Today the group has over 500 members and are seeing new additions every day.
When Arshel came across BYCS, he knew this was a project worth his time. He approached them and explained the cycling scene in Guwahati. The community was so impressed by Arshel, that it made him the “Bicycle Mayor.”
The position of a Bicycle Mayor entitles Arshel to carry out three main jobs:
1. To promote cycling among young children.
2. To promote cycling as a preferred mode of transportation for people whose work or education centre is within 5 km from home.
3. To help prepare an online repository of cyclists in Guwahati to be maintained by local authorities.

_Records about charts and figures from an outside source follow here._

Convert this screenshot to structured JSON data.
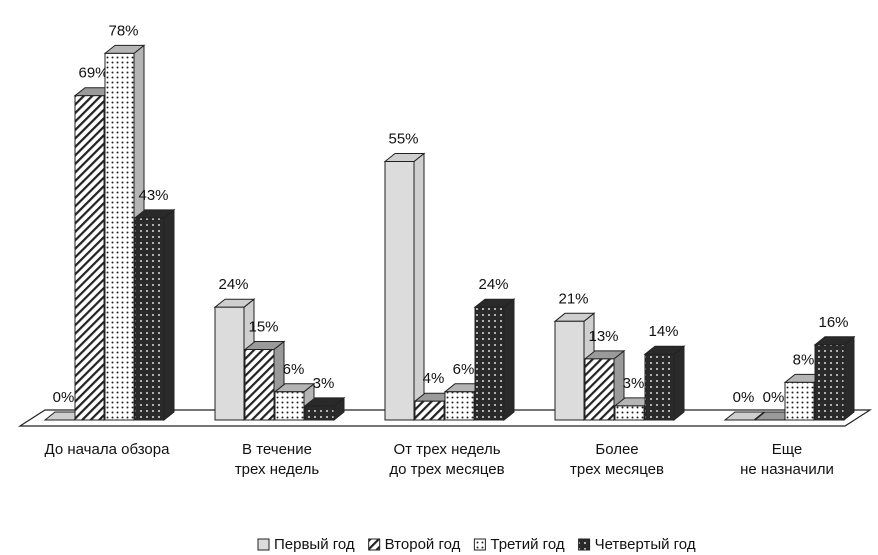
{
  "chart_data": {
    "type": "bar3d",
    "categories": [
      "До начала обзора",
      "В течение\nтрех недель",
      "От трех недель\nдо трех месяцев",
      "Более\nтрех месяцев",
      "Еще\nне назначили"
    ],
    "series": [
      {
        "name": "Первый год",
        "color": "#cfcfcf",
        "values": [
          0,
          24,
          55,
          21,
          0
        ],
        "value_labels": [
          "0%",
          "24%",
          "55%",
          "21%",
          "0%"
        ]
      },
      {
        "name": "Второй год",
        "color": "#9a9a9a",
        "values": [
          69,
          15,
          4,
          13,
          0
        ],
        "value_labels": [
          "69%",
          "15%",
          "4%",
          "13%",
          "0%"
        ]
      },
      {
        "name": "Третий год",
        "color": "#b5b5b5",
        "values": [
          78,
          6,
          6,
          3,
          8
        ],
        "value_labels": [
          "78%",
          "6%",
          "6%",
          "3%",
          "8%"
        ]
      },
      {
        "name": "Четвертый год",
        "color": "#2a2a2a",
        "values": [
          43,
          3,
          24,
          14,
          16
        ],
        "value_labels": [
          "43%",
          "3%",
          "24%",
          "14%",
          "16%"
        ]
      }
    ],
    "legend": "bottom"
  }
}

Arshel’s appointment will help him achieve his goal of securing the pedal’s worth in Guwahati by bringing more people in the cycling community.
In fact, Arshel is not alone in India in the effort of promoting cycling as a more substantial, healthy and eco-friendly mode of transportation.
The first Bicycle Mayor in India was Nikita Lalwani from Baroda. This honorary position is valid for two years and will give the mayors a chance to expand the cycling communities in their respective areas.
“I would love to see the people of Guwahati, in particular, and the whole country, in general, to take up cycling as their preferred mode of transportation for short distances, and also hope that people take up cycling as a sport and fitness activity,” says Arshel, adding that “I got to meet a lot of cycling enthusiasts and sportspersons. I must tell you that I have met most awesome people of my life till date through cycling.”